The eagerly awaited planning application for the controversial city centre project has been submitted to Manchester City Council, with some alterations to materials used but no changes in height.
The submitted application for the Bootle Street site seeks permission for a 201-bedroom five-star hotel, 159 apartments, 138,000 sq ft of offices and 49,000 sq ft of retail and leisure across 15 units, including two new sky bars and restaurants. There are also three areas of public realm, and a new building for the Manchester Reform Synagogue.
Manchester City Council is development partner in the St Michael’s scheme, alongside former footballers Gary Neville and Ryan Giggs, and developer Brendan Flood, under the company name of Jackson’s Row Developments.
The mixed-use project off Albert Square was initially controversial due to plans to demolish all historic buildings on site, including the old police station, and Abercrombie pub. When detailed designs by Make Architects were revealed last July showing two black-clad towers of 21 and 31 storeys, criticism against the scheme grew due to its scale so close to civic buildings such as the Town Hall and Central Library.

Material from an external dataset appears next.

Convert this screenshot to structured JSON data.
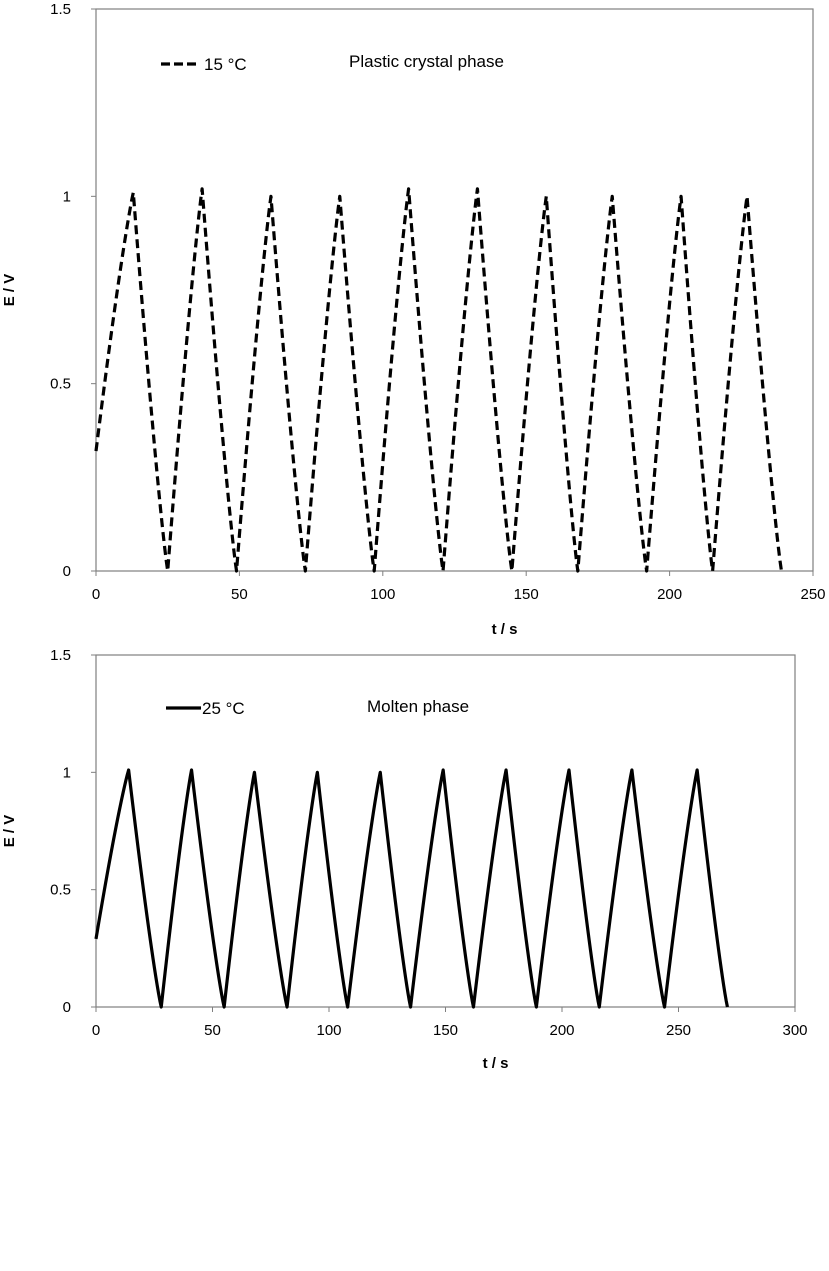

Following a public consultation, the developers have made some changes to the project. The most significant is the appearance of the two towers. While no change has been made to height, which the developer maintains is necessary to ensure viability, the cladding has gone from black to anodised bronze. The additional cost of the cladding is estimated at £1m.
In addition, a narrow access route across the site from Bootle Street is proposed to increase permeability. The alley will be open all the time, which creates a potential crime risk, however Greater Manchester Police has been consulted prior to the application being submitted.
Gary Neville, director of Jackson’s Row Developments, said: “Having worked on this site for over ten years, it is extremely exciting to finally reach this milestone and submit the planning application for St. Michael’s. The scheme will transform an underused part of the city and will offer an incredible statement in architecture and development for Manchester.
“Ken Shuttleworth [of Make Architects] has a rich history in pushing boundaries and helping cities expand and evolve through architecture.”
Alongside Make, St Michael’s has appointed JM Architects to see the project through delivery stage. The development is funded by a £150m consortium deal with Singaporean-based Rowsley and Beijing Construction Engineering Group, who is also the contractor.
Talks are ongoing with two London-based five-star hotel operators.
Neville continued: “St. Michael’s has received significant coverage both locally and nationally. We have undertaken extensive public consultation and have taken on board comments wherever possible from Historic England, PlacesMatter! and the general public. The imagery we have issued today is the final proposal and our hope is to be on site by the end of summer 2017.”
The St Michael’s planning application was submitted by planning consultant, Zerum Consult.